Far from threatening liberal democracy, Facebook’s pursuit of advertising gold is an affirmation of its basic premises Liberal democratic theory considers political choice as akin to shopping. Political parties compete for votes in the free market of the election and those judged to meet the sovereign demands of the electorate, end up winners.
Voting decisions happen in direct encounters between the voter and the world of information, where every little nugget has its utility. As a rational actor, the voter will sort through a torrential flood of information and find a way towards a voting decision in his or her best interests.
There is, of course, the problem of self-serving information that a contestant in the political realm may present to a gullible voter population, all too prepared to believe any absurdity. The rational actor model rules that out, simply because — to employ a tautology — actors are rational.
Why then this kerfuffle about Facebook? Sovereign consumers signed up for its services after reading the attached terms and conditions. With the licence available from this agreement, Facebook packaged its consumer, as the early 20th-century economist Thorstein Veblen memorably put it, into a “hedonistic” individual, a “lightning calculator of pleasures and pains” and a “homogeneous globule of desire”. Despite being victim of “circumstances external and alien”, he or she could be counted on at all times, to make a rational decision.
The incipient discipline of the sociology of the internet gives it a name: confirmation bias. A decision is rational within any individual’s terms of reference, if it conforms to existing predispositions.
A whistleblower at a shady data mining firm, Cambridge Analytica, recently exposed Facebook’s complicity in a mood-altering experiment that breached customer privacy and possibly caused a perverse electoral outcome in the US in 2016. In 1957, American journalist and social commentator Vance Packard published a classic book titled The Hidden Persuaders, identifying the advertising industry as the unseen accessory of corporate power, working its influence subtly on the mind of the consumer.
One of Packard’s major concerns was about the manner in which, during the 1956 presidential election in the US, democratic choice was manipulated by carefully constructed advertising images. Packard was unimpressed by this manner of advertising, premised upon the “depth approach” which mined into the human psyche to exploit its deepest vulnerabilities. In the years that followed, the power of the media to determine electoral outcomes rapidly increased, often with organised corporate power driving choices through advertising.

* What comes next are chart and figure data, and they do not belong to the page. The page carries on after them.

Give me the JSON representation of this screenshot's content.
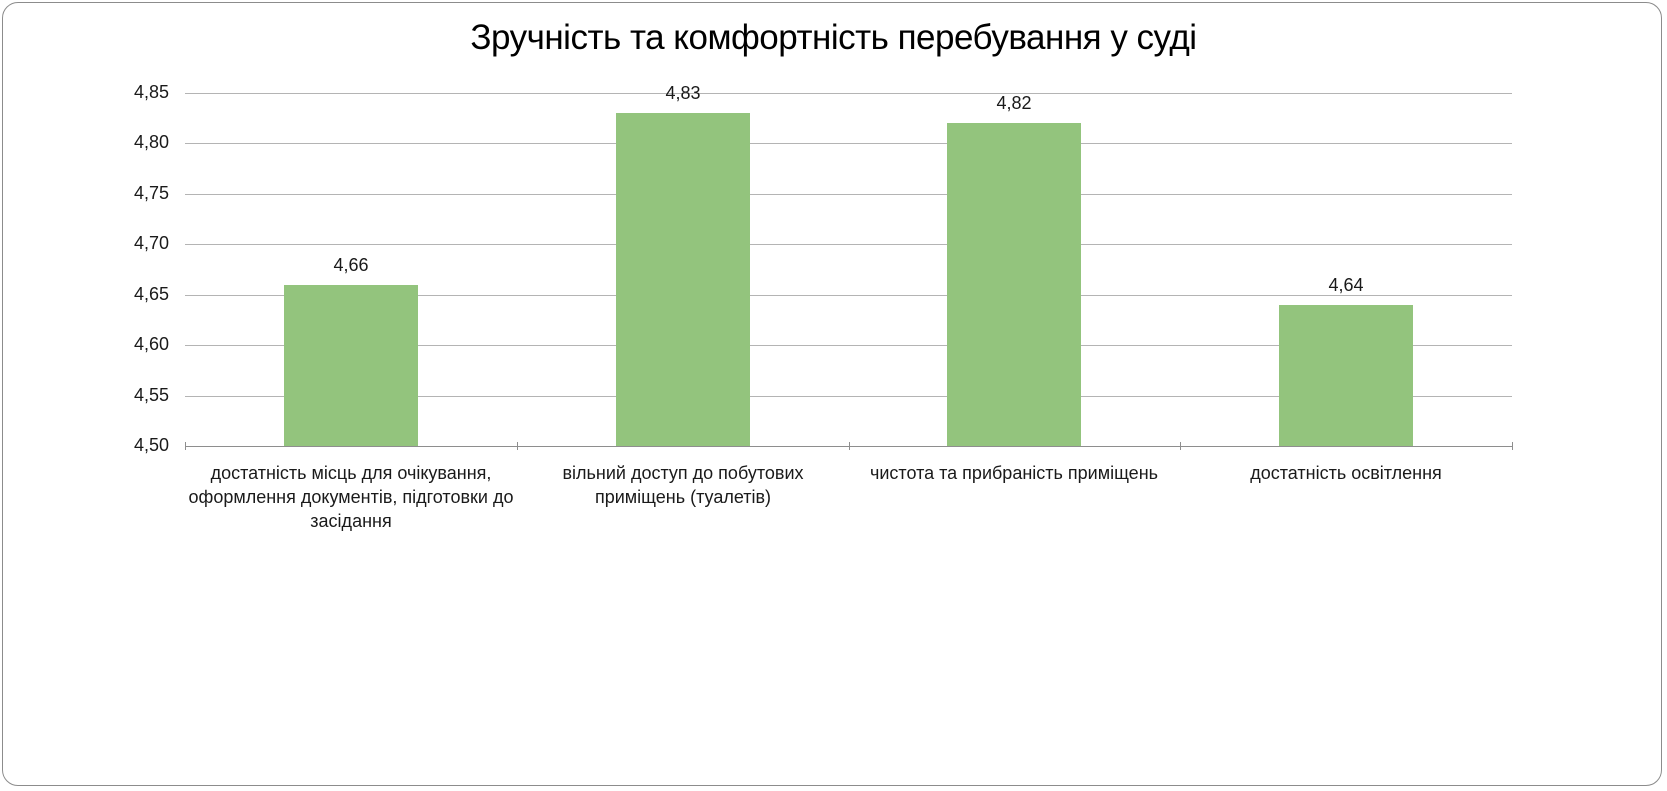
{
  "chart_data": {
    "type": "bar",
    "title": "Зручність та комфортність перебування у суді",
    "xlabel": "",
    "ylabel": "",
    "ylim": [
      4.5,
      4.85
    ],
    "yticks": [
      "4,50",
      "4,55",
      "4,60",
      "4,65",
      "4,70",
      "4,75",
      "4,80",
      "4,85"
    ],
    "grid": true,
    "legend": null,
    "bar_color": "#93c47d",
    "categories": [
      "достатність місць для очікування, оформлення документів, підготовки до засідання",
      "вільний доступ до побутових приміщень (туалетів)",
      "чистота та прибраність приміщень",
      "достатність освітлення"
    ],
    "values": [
      4.66,
      4.83,
      4.82,
      4.64
    ],
    "data_labels": [
      "4,66",
      "4,83",
      "4,82",
      "4,64"
    ]
  },
  "x_label_lines": [
    [
      "достатність місць для очікування,",
      "оформлення документів, підготовки до",
      "засідання"
    ],
    [
      "вільний доступ до побутових",
      "приміщень (туалетів)"
    ],
    [
      "чистота та прибраність приміщень"
    ],
    [
      "достатність освітлення"
    ]
  ]
}
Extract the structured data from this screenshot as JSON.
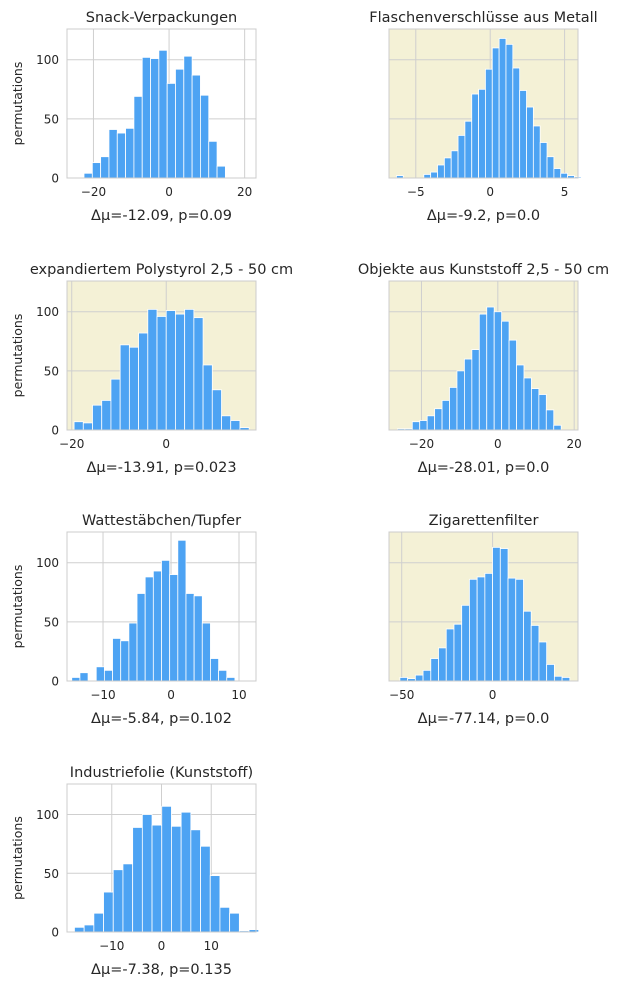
{
  "ylabel": "permutations",
  "chart_data": [
    {
      "type": "bar",
      "title": "Snack-Verpackungen",
      "xlabel": "Δμ=-12.09, p=0.09",
      "highlight": false,
      "xlim": [
        -27,
        23
      ],
      "ylim": [
        0,
        126
      ],
      "xticks": [
        -20,
        0,
        20
      ],
      "yticks": [
        0,
        50,
        100
      ],
      "bin_start": -22.5,
      "bin_width": 2.2,
      "values": [
        4,
        13,
        18,
        41,
        38,
        42,
        69,
        102,
        101,
        108,
        80,
        92,
        103,
        87,
        70,
        31,
        10
      ]
    },
    {
      "type": "bar",
      "title": "Flaschenverschlüsse aus Metall",
      "xlabel": "Δμ=-9.2, p=0.0",
      "highlight": true,
      "xlim": [
        -6.8,
        5.9
      ],
      "ylim": [
        0,
        126
      ],
      "xticks": [
        -5,
        0,
        5
      ],
      "yticks": [
        0,
        50,
        100
      ],
      "bin_start": -6.3,
      "bin_width": 0.46,
      "values": [
        2,
        0,
        0,
        0,
        3,
        5,
        11,
        17,
        23,
        36,
        48,
        71,
        75,
        92,
        110,
        118,
        113,
        93,
        74,
        60,
        44,
        30,
        18,
        8,
        4,
        2,
        1
      ]
    },
    {
      "type": "bar",
      "title": "expandiertem Polystyrol 2,5 - 50 cm",
      "xlabel": "Δμ=-13.91, p=0.023",
      "highlight": true,
      "xlim": [
        -21,
        19
      ],
      "ylim": [
        0,
        126
      ],
      "xticks": [
        -20,
        0
      ],
      "yticks": [
        0,
        50,
        100
      ],
      "bin_start": -19.5,
      "bin_width": 1.95,
      "values": [
        7,
        6,
        21,
        25,
        43,
        72,
        70,
        82,
        102,
        96,
        101,
        98,
        102,
        95,
        55,
        34,
        12,
        8,
        2
      ]
    },
    {
      "type": "bar",
      "title": "Objekte aus Kunststoff 2,5 - 50 cm",
      "xlabel": "Δμ=-28.01, p=0.0",
      "highlight": true,
      "xlim": [
        -28.5,
        21
      ],
      "ylim": [
        0,
        126
      ],
      "xticks": [
        -20,
        0,
        20
      ],
      "yticks": [
        0,
        50,
        100
      ],
      "bin_start": -26.3,
      "bin_width": 1.95,
      "values": [
        1,
        1,
        7,
        8,
        12,
        18,
        25,
        36,
        50,
        60,
        68,
        98,
        104,
        100,
        92,
        76,
        55,
        44,
        35,
        30,
        17,
        4
      ]
    },
    {
      "type": "bar",
      "title": "Wattestäbchen/Tupfer",
      "xlabel": "Δμ=-5.84, p=0.102",
      "highlight": false,
      "xlim": [
        -15.3,
        12.5
      ],
      "ylim": [
        0,
        126
      ],
      "xticks": [
        -10,
        0,
        10
      ],
      "yticks": [
        0,
        50,
        100
      ],
      "bin_start": -14.6,
      "bin_width": 1.2,
      "values": [
        3,
        7,
        0,
        12,
        9,
        36,
        34,
        49,
        74,
        88,
        93,
        102,
        90,
        119,
        74,
        72,
        49,
        19,
        9,
        3
      ]
    },
    {
      "type": "bar",
      "title": "Zigarettenfilter",
      "xlabel": "Δμ=-77.14, p=0.0",
      "highlight": true,
      "xlim": [
        -57,
        47
      ],
      "ylim": [
        0,
        126
      ],
      "xticks": [
        -50,
        0
      ],
      "yticks": [
        0,
        50,
        100
      ],
      "bin_start": -51,
      "bin_width": 4.25,
      "values": [
        3,
        2,
        5,
        9,
        19,
        28,
        44,
        48,
        64,
        86,
        88,
        91,
        113,
        112,
        87,
        86,
        59,
        47,
        33,
        14,
        4,
        3
      ]
    },
    {
      "type": "bar",
      "title": "Industriefolie (Kunststoff)",
      "xlabel": "Δμ=-7.38, p=0.135",
      "highlight": false,
      "xlim": [
        -19,
        19
      ],
      "ylim": [
        0,
        126
      ],
      "xticks": [
        -10,
        0,
        10
      ],
      "yticks": [
        0,
        50,
        100
      ],
      "bin_start": -17.5,
      "bin_width": 1.95,
      "values": [
        4,
        6,
        16,
        34,
        53,
        58,
        89,
        100,
        91,
        107,
        90,
        102,
        87,
        73,
        48,
        21,
        16,
        1,
        2
      ]
    }
  ]
}
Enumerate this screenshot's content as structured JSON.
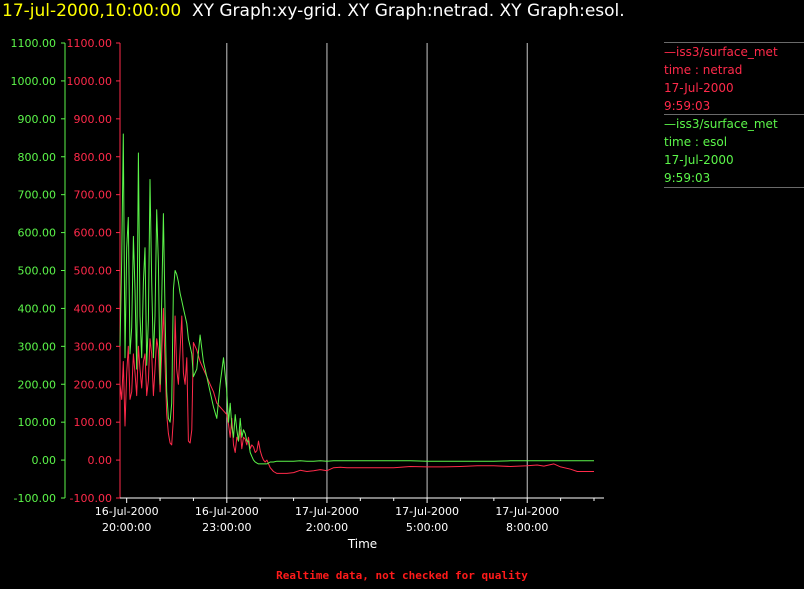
{
  "header": {
    "timestamp": "17-jul-2000,10:00:00",
    "graphs": "XY Graph:xy-grid.  XY Graph:netrad.  XY Graph:esol."
  },
  "colors": {
    "netrad": "#ff2a4a",
    "esol": "#5cf64a",
    "grid": "#c8c8c8",
    "axis": "#ffffff"
  },
  "legend": [
    {
      "line1": "—iss3/surface_met",
      "line2": "time : netrad",
      "line3": "17-Jul-2000",
      "line4": "9:59:03",
      "color": "#ff2a4a"
    },
    {
      "line1": "—iss3/surface_met",
      "line2": "time : esol",
      "line3": "17-Jul-2000",
      "line4": "9:59:03",
      "color": "#5cf64a"
    }
  ],
  "footer": "Realtime data, not checked for quality",
  "chart_data": {
    "type": "line",
    "xlabel": "Time",
    "x_ticks": [
      {
        "t": 20,
        "date": "16-Jul-2000",
        "time": "20:00:00"
      },
      {
        "t": 23,
        "date": "16-Jul-2000",
        "time": "23:00:00"
      },
      {
        "t": 26,
        "date": "17-Jul-2000",
        "time": "2:00:00"
      },
      {
        "t": 29,
        "date": "17-Jul-2000",
        "time": "5:00:00"
      },
      {
        "t": 32,
        "date": "17-Jul-2000",
        "time": "8:00:00"
      }
    ],
    "xlim": [
      19.8,
      34.3
    ],
    "ylim": [
      -100,
      1100
    ],
    "y_ticks": [
      -100,
      0,
      100,
      200,
      300,
      400,
      500,
      600,
      700,
      800,
      900,
      1000,
      1100
    ],
    "y_tick_labels": [
      "-100.00",
      "0.00",
      "100.00",
      "200.00",
      "300.00",
      "400.00",
      "500.00",
      "600.00",
      "700.00",
      "800.00",
      "900.00",
      "1000.00",
      "1100.00"
    ],
    "grid": "vertical",
    "series": [
      {
        "name": "netrad",
        "x": [
          19.8,
          19.85,
          19.9,
          19.95,
          20.0,
          20.05,
          20.1,
          20.15,
          20.2,
          20.25,
          20.3,
          20.35,
          20.4,
          20.45,
          20.5,
          20.55,
          20.6,
          20.65,
          20.7,
          20.75,
          20.8,
          20.85,
          20.9,
          20.95,
          21.0,
          21.05,
          21.1,
          21.15,
          21.2,
          21.25,
          21.3,
          21.35,
          21.4,
          21.45,
          21.5,
          21.55,
          21.6,
          21.65,
          21.7,
          21.75,
          21.8,
          21.85,
          21.9,
          21.95,
          22.0,
          22.1,
          22.2,
          22.3,
          22.4,
          22.5,
          22.6,
          22.7,
          22.8,
          22.9,
          23.0,
          23.05,
          23.1,
          23.15,
          23.2,
          23.25,
          23.3,
          23.35,
          23.4,
          23.45,
          23.5,
          23.55,
          23.6,
          23.65,
          23.7,
          23.75,
          23.8,
          23.85,
          23.9,
          23.95,
          24.0,
          24.05,
          24.1,
          24.15,
          24.2,
          24.3,
          24.4,
          24.5,
          24.6,
          24.8,
          25.0,
          25.2,
          25.4,
          25.6,
          25.8,
          26.0,
          26.2,
          26.4,
          26.6,
          26.8,
          27.0,
          27.5,
          28.0,
          28.5,
          29.0,
          29.5,
          30.0,
          30.5,
          31.0,
          31.5,
          32.0,
          32.3,
          32.5,
          32.8,
          33.0,
          33.3,
          33.5,
          33.8,
          34.0
        ],
        "y": [
          200,
          160,
          260,
          90,
          230,
          300,
          160,
          180,
          280,
          230,
          170,
          300,
          240,
          190,
          260,
          280,
          170,
          210,
          320,
          280,
          170,
          240,
          320,
          290,
          180,
          280,
          400,
          250,
          120,
          70,
          45,
          40,
          110,
          380,
          240,
          200,
          290,
          380,
          230,
          200,
          270,
          50,
          45,
          80,
          310,
          290,
          260,
          240,
          220,
          200,
          180,
          150,
          140,
          130,
          120,
          95,
          60,
          110,
          40,
          20,
          60,
          50,
          80,
          30,
          60,
          55,
          40,
          60,
          30,
          40,
          35,
          20,
          25,
          50,
          25,
          10,
          0,
          -5,
          0,
          -20,
          -30,
          -35,
          -35,
          -35,
          -33,
          -27,
          -30,
          -28,
          -25,
          -28,
          -20,
          -19,
          -20,
          -20,
          -20,
          -20,
          -20,
          -17,
          -18,
          -18,
          -17,
          -15,
          -15,
          -17,
          -15,
          -13,
          -16,
          -10,
          -18,
          -24,
          -30,
          -30,
          -30
        ]
      },
      {
        "name": "esol",
        "x": [
          19.8,
          19.85,
          19.9,
          19.95,
          20.0,
          20.05,
          20.1,
          20.15,
          20.2,
          20.25,
          20.3,
          20.35,
          20.4,
          20.45,
          20.5,
          20.55,
          20.6,
          20.65,
          20.7,
          20.75,
          20.8,
          20.85,
          20.9,
          20.95,
          21.0,
          21.05,
          21.1,
          21.15,
          21.2,
          21.25,
          21.3,
          21.35,
          21.4,
          21.45,
          21.5,
          21.55,
          21.6,
          21.65,
          21.7,
          21.75,
          21.8,
          21.85,
          21.9,
          21.95,
          22.0,
          22.1,
          22.2,
          22.3,
          22.4,
          22.5,
          22.6,
          22.7,
          22.8,
          22.9,
          23.0,
          23.05,
          23.1,
          23.15,
          23.2,
          23.25,
          23.3,
          23.35,
          23.4,
          23.45,
          23.5,
          23.55,
          23.6,
          23.65,
          23.7,
          23.75,
          23.8,
          23.85,
          23.9,
          23.95,
          24.0,
          24.05,
          24.1,
          24.15,
          24.2,
          24.3,
          24.4,
          24.5,
          24.6,
          24.8,
          25.0,
          25.2,
          25.4,
          25.6,
          25.8,
          26.0,
          26.2,
          26.4,
          26.6,
          26.8,
          27.0,
          27.5,
          28.0,
          28.5,
          29.0,
          29.5,
          30.0,
          30.5,
          31.0,
          31.5,
          32.0,
          32.3,
          32.5,
          32.8,
          33.0,
          33.3,
          33.5,
          33.8,
          34.0
        ],
        "y": [
          300,
          530,
          860,
          270,
          560,
          640,
          280,
          350,
          590,
          450,
          240,
          810,
          380,
          270,
          470,
          560,
          250,
          370,
          740,
          470,
          270,
          380,
          660,
          520,
          200,
          420,
          650,
          380,
          180,
          110,
          100,
          150,
          450,
          500,
          490,
          470,
          440,
          420,
          400,
          380,
          360,
          320,
          300,
          280,
          220,
          240,
          330,
          260,
          220,
          180,
          140,
          110,
          200,
          270,
          180,
          100,
          150,
          90,
          60,
          120,
          80,
          50,
          110,
          60,
          80,
          70,
          50,
          50,
          20,
          10,
          0,
          -5,
          -8,
          -10,
          -10,
          -10,
          -10,
          -10,
          -10,
          -5,
          -5,
          -3,
          -3,
          -3,
          -3,
          -2,
          -3,
          -3,
          -2,
          -3,
          -2,
          -2,
          -2,
          -2,
          -2,
          -2,
          -2,
          -2,
          -3,
          -3,
          -3,
          -3,
          -3,
          -2,
          -2,
          -2,
          -2,
          -2,
          -2,
          -2,
          -2,
          -2,
          -2
        ]
      }
    ]
  }
}
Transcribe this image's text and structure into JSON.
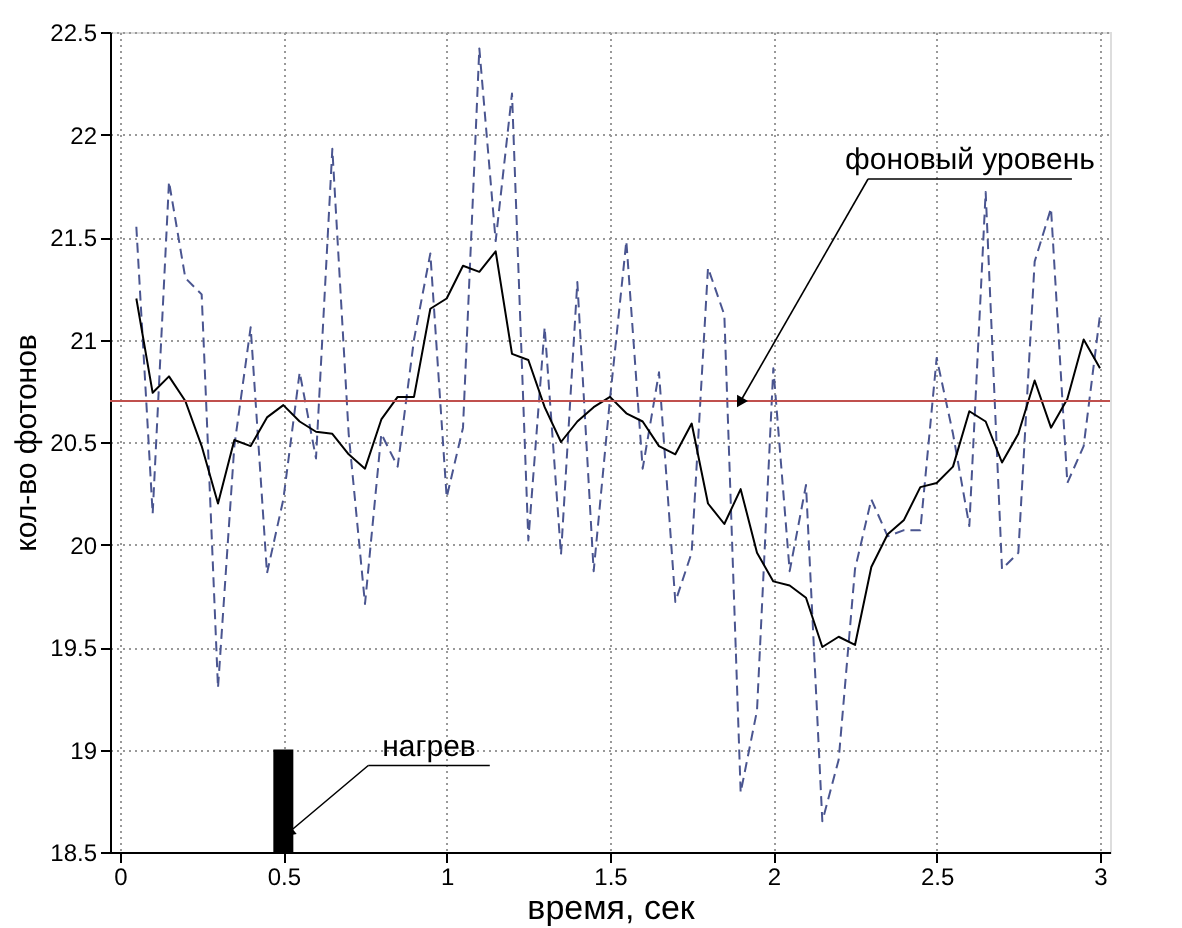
{
  "chart_data": {
    "type": "line",
    "xlabel": "время, сек",
    "ylabel": "кол-во фотонов",
    "xlim": [
      0,
      3
    ],
    "ylim": [
      18.5,
      22.5
    ],
    "xticks": [
      0,
      0.5,
      1,
      1.5,
      2,
      2.5,
      3
    ],
    "yticks": [
      18.5,
      19,
      19.5,
      20,
      20.5,
      21,
      21.5,
      22,
      22.5
    ],
    "grid": true,
    "series": [
      {
        "line_style": "dashed",
        "color": "#4a5590",
        "x": [
          0.05,
          0.1,
          0.15,
          0.2,
          0.25,
          0.3,
          0.35,
          0.4,
          0.45,
          0.5,
          0.55,
          0.6,
          0.65,
          0.7,
          0.75,
          0.8,
          0.85,
          0.9,
          0.95,
          1.0,
          1.05,
          1.1,
          1.15,
          1.2,
          1.25,
          1.3,
          1.35,
          1.4,
          1.45,
          1.5,
          1.55,
          1.6,
          1.65,
          1.7,
          1.75,
          1.8,
          1.85,
          1.9,
          1.95,
          2.0,
          2.05,
          2.1,
          2.15,
          2.2,
          2.25,
          2.3,
          2.35,
          2.4,
          2.45,
          2.5,
          2.55,
          2.6,
          2.65,
          2.7,
          2.75,
          2.8,
          2.85,
          2.9,
          2.95,
          3.0
        ],
        "values": [
          21.55,
          20.15,
          21.77,
          21.3,
          21.22,
          19.3,
          20.48,
          21.06,
          19.86,
          20.22,
          20.84,
          20.42,
          21.93,
          20.54,
          19.71,
          20.54,
          20.38,
          21.0,
          21.42,
          20.23,
          20.57,
          22.42,
          21.48,
          22.2,
          20.02,
          21.06,
          19.95,
          21.28,
          19.87,
          20.71,
          21.48,
          20.37,
          20.84,
          19.72,
          19.96,
          21.35,
          21.12,
          18.79,
          19.19,
          20.86,
          19.87,
          20.29,
          18.65,
          18.95,
          19.88,
          20.22,
          20.04,
          20.07,
          20.07,
          20.91,
          20.54,
          20.09,
          21.72,
          19.88,
          19.96,
          21.38,
          21.64,
          20.3,
          20.48,
          21.12
        ]
      },
      {
        "line_style": "solid",
        "color": "#000000",
        "x": [
          0.05,
          0.1,
          0.15,
          0.2,
          0.25,
          0.3,
          0.35,
          0.4,
          0.45,
          0.5,
          0.55,
          0.6,
          0.65,
          0.7,
          0.75,
          0.8,
          0.85,
          0.9,
          0.95,
          1.0,
          1.05,
          1.1,
          1.15,
          1.2,
          1.25,
          1.3,
          1.35,
          1.4,
          1.45,
          1.5,
          1.55,
          1.6,
          1.65,
          1.7,
          1.75,
          1.8,
          1.85,
          1.9,
          1.95,
          2.0,
          2.05,
          2.1,
          2.15,
          2.2,
          2.25,
          2.3,
          2.35,
          2.4,
          2.45,
          2.5,
          2.55,
          2.6,
          2.65,
          2.7,
          2.75,
          2.8,
          2.85,
          2.9,
          2.95,
          3.0
        ],
        "values": [
          21.2,
          20.74,
          20.82,
          20.7,
          20.48,
          20.2,
          20.51,
          20.48,
          20.62,
          20.68,
          20.6,
          20.55,
          20.54,
          20.44,
          20.37,
          20.61,
          20.72,
          20.72,
          21.15,
          21.2,
          21.36,
          21.33,
          21.43,
          20.93,
          20.9,
          20.67,
          20.5,
          20.6,
          20.67,
          20.72,
          20.64,
          20.6,
          20.48,
          20.44,
          20.59,
          20.2,
          20.1,
          20.27,
          19.96,
          19.82,
          19.8,
          19.74,
          19.5,
          19.55,
          19.51,
          19.89,
          20.05,
          20.12,
          20.28,
          20.3,
          20.38,
          20.65,
          20.6,
          20.4,
          20.54,
          20.8,
          20.57,
          20.71,
          21.0,
          20.86
        ]
      },
      {
        "type": "bar",
        "color": "#000000",
        "x": [
          0.5
        ],
        "base": [
          18.5
        ],
        "values": [
          0.5
        ]
      }
    ],
    "ref_lines": [
      {
        "axis": "y",
        "value": 20.7,
        "color": "#c0504d"
      }
    ],
    "annotations": [
      {
        "text": "нагрев",
        "x": 0.52,
        "y": 18.6
      },
      {
        "text": "фоновый уровень",
        "x": 1.9,
        "y": 20.7
      }
    ]
  }
}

In 2014, a data scientist at Facebook was found in collaboration with Cornell University, to have mined the personal information of a massive sample of users to understand the phenomenon of “mood contagion”. The results were published in the pedigreed Proceedings of the National Academy of Sciences with the confident declaration that all applicable norms in use of personal data were honoured.
The object was to study if “emotional states” were transferred via “contagion”. The methodology was explained in detail, including criteria to determine the “valence” of a mood, its positive or negative character. But the ethics of the process did not merit the same elaboration: merely the claim that “it was consistent with Facebook’s data use policy, to which all users agree prior to creating an account”. That act of registration on Facebook, the social media corporation said, constituted “informed consent”.
The results, gratifyingly for the researchers, showed that “emotional contagion” was real and existent: “For people who had positive content reduced in their News Feed, a larger percentage of words in status updates were negative and a smaller percentage were positive”. This finding was confirmed by an “opposite pattern” prevailing when “negativity was introduced”.
It is commonplace observation that an unyielding barrage of negative news tends to depress, while a steady diet of positive “feel-good” information could elevate. The more enduring contribution from Facebook’s research with Cornell may well have been unintended, though one that dawned late.
It was only after a month of slumber that editors in the academy journal woke up to the ethical implications. In an “expression of concern and correction”, the journal pointed out that applicable guidelines in experiments involving human subjects required “informed consent” and an “opt out” clause. These were “best practices in most instances” and though adherence to this “common rule” was the policy of the academy, Facebook as a private enterprise, “was under no obligation to conform”.
Meanwhile, mainstream media commentary painted a troubling picture of a social networking platform that “in exchange for an admittedly magical level of connectivity”, was taking over entire lives “as content”. Privacy settings were available for everybody who signed up, as also a degree of choice in the information Facebook would be authorised to make available to advertisers.
Business enterprises were interested in tapping into the database of buying intent that Facebook was assembling. The Facebook business model was built on selling that intent to any among a number of entities, and the corporate interest was typically hidden in the small print.
Given the spurious symmetry introduced between voting choices and shopping, there is no reason why Facebook’s pursuit of advertising gold should be viewed differently in the two realms. The fiasco does not represent a clear and present danger to liberal democracy. Far from it, the debacle brings to light some of the logical fallacies and absurdities in its basic premises.